Things I've learned in Ghana

I’m headed home from Ghana at the end of this week, so I thought I’d share a few things I’ve learned during my five weeks here:


1. Riding three on the back of a motorcycle is easier than it sounds, but still challenging while wearing a skirt and waving gracefully at the hordes of children yelling Obruni! (white person) at you. Especially if you’re trying not to flash anyone.

2. Ghanaians use the word “nice” where Americans would use the word “good”, which can lead to disconcerting sentences such as “Silence of the Lambs was a very nice movie.”

3. It is possible to train yourself to eat spicy foods. It is also possible to train yourself to be cool with high levels of bacteria. If you’re ever trying to do this, expired raw milk and homemade kombucha (tea fermented with a bacteria/yeast colony) are definitely the way to go, and you should just ignore your parents and friends who are telling you that you’re going to make yourself sick. A few mild stomachaches in the US is totally worth five weeks in Ghana without a serious intestinal meltdown.

4. It’s really, really awesome to live in a country where high-fructose corn syrup is basically nonexistent.

5. Living without water while camping or on Semester in the West is an adventure. Living without water for a day because Seattle has to repair something is easy. Living somewhere where water goes out constantly, unexpectedly, without warning, for weeks at a time eats up tons of would-be productive time that has to be spent installing backup tanks, hauling jugs of water from place to place and basically constructing your own water infrastructure on top of the one the city already has.

6. Naming your business “God’s Time is the Best General Goods” might be a bold, distinguishing move in the US, but in Ghana, there are like three of those on every block. If you want to really stand out, you have to go for something a bit more dramatic, like “Our Lord is a Consuming Fire Enterprises”.
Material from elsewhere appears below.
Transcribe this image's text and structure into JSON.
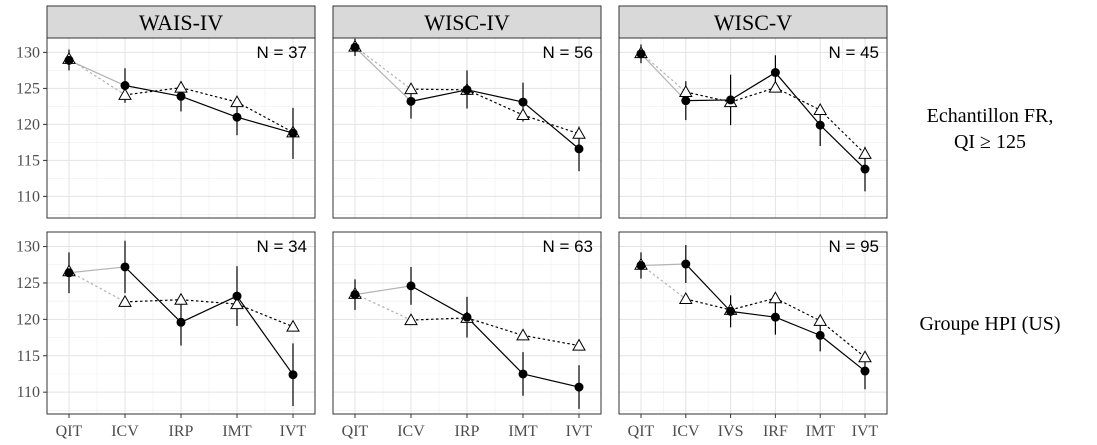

7. Balls of pulverized cassava (fufu) are a somewhat forgettable culinary experience, but balls of fermented maize (banku and kenkey) are actually pretty good. In related news, fermenting anything usually makes it awesome (sourdough, kombucha, yogurt, etc).

8. Wearing seat belts is always a good idea, even if you’re the only person in the entire tro tro doing it and everyone else is giving you strange looks. However, you may find yourself at some point riding in a speeding van with all metal surfaces on the interior, through which you can see the road below you. This van will naturally lack any seat belts. If this happens, you should probably just view it as a cultural experience and try not to panic every time the van swerves sharply to avoid a pothole/goat/woman carrying eggs on her head/chicken/other vehicle/homemade speed bump in the middle of the road.

9. No matter how cool you think bright orange and blue lizards are the first time you see one, you will be completely over them after a month. Especially once you realize that they are adept at crawling under doors and through cracks in your walls, and that they are also fond of pooping on your living room floor.

10. In spite of my many, many problems with the American government, there’s something about going to a former slave fort on the Ghanaian coast and seeing a plaque proclaiming that President Barack Obama and First Lady Michelle Obama visited the site in 2009 that made me so grateful to have the current administration running things in Washington.